По мере того как день подходил к концу, Летти становилось ясно, что новая смерть вызывает гораздо больше скрытого интереса, чем страха или тревоги. Робина Бойтона почти никто не знал, кроме его двоюродных сестры и брата, а из тех, кто его знал, он практически никому особенно не нравился. И ему по крайней мере достало приличия умереть не в Маноре. Никто не решился бы высказать эту мысль с таким черствым равнодушием, но сотня с лишним ярдов, отделявшая дом от Каменного коттеджа, знаменовала не только физическую, но и психологическую отдаленность от трупа, который большинство обитателей Манора хотя и могло себе представить, все же не видело воочию. Они чувствовали себя больше зрителями, чем участниками драмы, изолированными от активных действий, и уже начинали ощущать, что беспричинно отстранены от участия в них Дэлглишем и его группой, просившими у них информацию и так мало давшими им взамен. Мог, который благодаря своей работе в саду и на территории усадьбы имел возможность задерживаться у ворот, скармливал домочадцам крупицы сведений. Он докладывал им о возвращении группы оперативников, о прибытии фотографа и доктора Гленистер и, наконец, о том, что тяжелый, угловатый мешок для трупов вывезли на колесных носилках из коттеджа и погрузили в зловещий фургон-перевозку. Получив это сообщение, компания обитателей Манора собралась с духом, готовясь к встрече с Дэлглишем и его группой.

10

Занятый обследованием Каменного коттеджа, Дэлглиш поручил провести первый опрос Кейт и Бентону. Была уже половина четвертого, когда они с этой целью явились в Манор и опять, с разрешения мистера Чандлера-Пауэлла, воспользовались библиотекой для большей части проводимых бесед. В первые несколько часов результаты опроса их разочаровали. Они не могли ожидать точного ответа о времени смерти от доктора Гленистер до проведения аутопсии, но с учетом обычной для нее аккуратности в приблизительной оценке опирались на предположение, что Бойтон умер накануне, примерно между двумя и шестью часами пополудни. Тот факт, что он не успел вымыть посуду после еды, свидетельствовал, что это скорее был ленч, а не завтрак, однако с уверенностью утверждать это было трудно, поскольку в раковине лежали другие немытые тарелки и кружки, а еще две грязные кастрюли, по-видимому, остававшиеся там с позавчерашнего вечера.
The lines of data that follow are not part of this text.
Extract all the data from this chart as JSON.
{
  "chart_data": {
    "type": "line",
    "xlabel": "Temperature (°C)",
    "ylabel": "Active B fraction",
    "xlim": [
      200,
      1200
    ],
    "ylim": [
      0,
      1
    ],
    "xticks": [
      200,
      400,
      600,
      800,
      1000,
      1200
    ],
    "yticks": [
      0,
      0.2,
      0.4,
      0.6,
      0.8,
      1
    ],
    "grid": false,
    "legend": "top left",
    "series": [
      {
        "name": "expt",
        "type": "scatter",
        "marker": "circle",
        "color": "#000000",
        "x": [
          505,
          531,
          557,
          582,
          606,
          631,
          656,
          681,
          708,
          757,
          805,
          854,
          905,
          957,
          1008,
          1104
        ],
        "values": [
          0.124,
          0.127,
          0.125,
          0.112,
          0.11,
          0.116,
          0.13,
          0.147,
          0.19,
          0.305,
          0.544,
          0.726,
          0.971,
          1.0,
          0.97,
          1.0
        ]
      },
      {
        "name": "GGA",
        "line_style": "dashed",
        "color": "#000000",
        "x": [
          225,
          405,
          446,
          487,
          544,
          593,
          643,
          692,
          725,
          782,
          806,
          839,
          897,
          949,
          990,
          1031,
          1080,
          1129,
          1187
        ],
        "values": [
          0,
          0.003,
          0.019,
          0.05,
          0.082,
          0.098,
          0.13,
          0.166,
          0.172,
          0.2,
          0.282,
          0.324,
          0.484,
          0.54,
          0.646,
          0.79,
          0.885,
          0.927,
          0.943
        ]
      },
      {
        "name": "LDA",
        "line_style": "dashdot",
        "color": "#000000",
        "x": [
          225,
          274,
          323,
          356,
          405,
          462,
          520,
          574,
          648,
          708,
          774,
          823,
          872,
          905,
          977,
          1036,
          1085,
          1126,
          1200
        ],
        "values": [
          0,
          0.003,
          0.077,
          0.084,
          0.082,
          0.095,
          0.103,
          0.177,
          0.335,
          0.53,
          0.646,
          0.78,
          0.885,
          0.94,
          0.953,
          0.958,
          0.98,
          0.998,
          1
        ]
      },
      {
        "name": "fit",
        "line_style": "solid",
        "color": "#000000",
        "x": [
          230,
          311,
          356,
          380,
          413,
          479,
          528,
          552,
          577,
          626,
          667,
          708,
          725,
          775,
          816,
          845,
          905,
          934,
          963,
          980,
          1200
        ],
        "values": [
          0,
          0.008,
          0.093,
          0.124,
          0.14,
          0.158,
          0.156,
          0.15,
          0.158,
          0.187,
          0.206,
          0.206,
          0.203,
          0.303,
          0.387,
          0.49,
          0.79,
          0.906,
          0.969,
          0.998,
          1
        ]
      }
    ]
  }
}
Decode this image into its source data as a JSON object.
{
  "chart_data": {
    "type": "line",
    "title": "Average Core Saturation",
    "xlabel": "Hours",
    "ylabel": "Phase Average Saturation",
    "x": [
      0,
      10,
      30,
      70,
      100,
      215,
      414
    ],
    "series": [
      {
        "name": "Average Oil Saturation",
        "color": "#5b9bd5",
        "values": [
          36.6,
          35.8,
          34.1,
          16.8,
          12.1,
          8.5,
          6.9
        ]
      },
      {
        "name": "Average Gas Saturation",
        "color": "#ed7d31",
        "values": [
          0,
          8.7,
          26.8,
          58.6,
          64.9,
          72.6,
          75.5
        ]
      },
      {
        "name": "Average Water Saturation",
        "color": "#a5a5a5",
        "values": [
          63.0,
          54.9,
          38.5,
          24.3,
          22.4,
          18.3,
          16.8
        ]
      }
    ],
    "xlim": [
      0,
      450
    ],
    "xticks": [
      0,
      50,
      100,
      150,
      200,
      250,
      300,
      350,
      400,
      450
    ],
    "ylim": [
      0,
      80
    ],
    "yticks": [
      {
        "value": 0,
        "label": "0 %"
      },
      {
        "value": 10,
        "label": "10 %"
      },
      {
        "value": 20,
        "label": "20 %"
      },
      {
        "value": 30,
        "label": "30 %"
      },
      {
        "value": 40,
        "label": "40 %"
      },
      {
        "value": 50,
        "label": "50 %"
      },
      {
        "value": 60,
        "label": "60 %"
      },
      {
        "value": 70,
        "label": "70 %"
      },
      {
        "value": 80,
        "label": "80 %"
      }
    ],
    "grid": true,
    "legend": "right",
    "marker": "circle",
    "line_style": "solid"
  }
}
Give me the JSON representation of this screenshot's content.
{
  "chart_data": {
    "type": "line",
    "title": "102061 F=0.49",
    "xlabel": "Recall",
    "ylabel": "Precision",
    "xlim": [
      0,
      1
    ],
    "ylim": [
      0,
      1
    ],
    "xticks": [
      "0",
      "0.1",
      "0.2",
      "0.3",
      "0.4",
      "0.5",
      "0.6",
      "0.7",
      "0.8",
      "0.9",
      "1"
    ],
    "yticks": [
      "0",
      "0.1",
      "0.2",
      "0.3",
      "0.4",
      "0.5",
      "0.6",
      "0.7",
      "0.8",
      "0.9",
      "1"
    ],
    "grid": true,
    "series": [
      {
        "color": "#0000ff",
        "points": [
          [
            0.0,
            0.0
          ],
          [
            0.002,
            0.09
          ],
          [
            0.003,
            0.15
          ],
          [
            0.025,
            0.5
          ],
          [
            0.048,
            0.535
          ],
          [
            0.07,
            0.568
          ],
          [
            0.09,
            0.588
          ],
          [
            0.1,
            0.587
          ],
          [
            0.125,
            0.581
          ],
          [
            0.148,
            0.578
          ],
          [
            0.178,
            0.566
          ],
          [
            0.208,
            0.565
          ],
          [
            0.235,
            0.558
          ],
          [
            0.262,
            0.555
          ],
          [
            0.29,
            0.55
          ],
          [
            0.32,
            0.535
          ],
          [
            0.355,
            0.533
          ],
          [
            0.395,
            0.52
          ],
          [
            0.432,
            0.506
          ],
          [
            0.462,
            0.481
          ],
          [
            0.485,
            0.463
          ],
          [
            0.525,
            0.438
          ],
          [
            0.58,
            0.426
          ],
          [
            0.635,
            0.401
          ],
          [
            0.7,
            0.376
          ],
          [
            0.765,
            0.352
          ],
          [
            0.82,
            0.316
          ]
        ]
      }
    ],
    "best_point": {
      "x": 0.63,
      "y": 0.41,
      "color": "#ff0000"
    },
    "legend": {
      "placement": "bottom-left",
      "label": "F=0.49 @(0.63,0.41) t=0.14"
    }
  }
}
Кейт решила спрашивать у всех, где они были накануне с часу дня до обеда, поданного в восемь. Почти каждый из домочадцев мог представить алиби на часть этого времени, но ни один – на все семь часов. Время после полудня обычно посвящалось их собственным занятиям или интересам, и какую-то его часть большинство из них проводили в уединении – либо в самом Маноре, либо в саду. Маркус Уэстхолл уезжал в Борнмут, сделать кое-какие покупки к Рождеству, отправившись туда почти сразу же после ленча, и вернулся только в половине восьмого. Кейт почувствовала, что остальные сочли несколько странным, что, как только возникает необходимость объясняться по поводу очередного трупа, Маркусу выпадает счастливый случай отсутствовать на месте преступления. Его сестра утром занималась делами в офисе вместе с Летти, а после ленча вернулась в Каменный коттедж – работать в саду. Она сметала опавшие листья, закладывала их в компост, обрезала сухие ветви с кустов, пока не стало темнеть. Тогда она вернулась в дом – приготовить себе чай; вошла через дверь в оранжерею, которую оставила утром незапертой. Она обратила внимание на машину Бойтона, стоявшую перед его коттеджем, но за целый день его ни разу не видела и ничего о нем не слышала.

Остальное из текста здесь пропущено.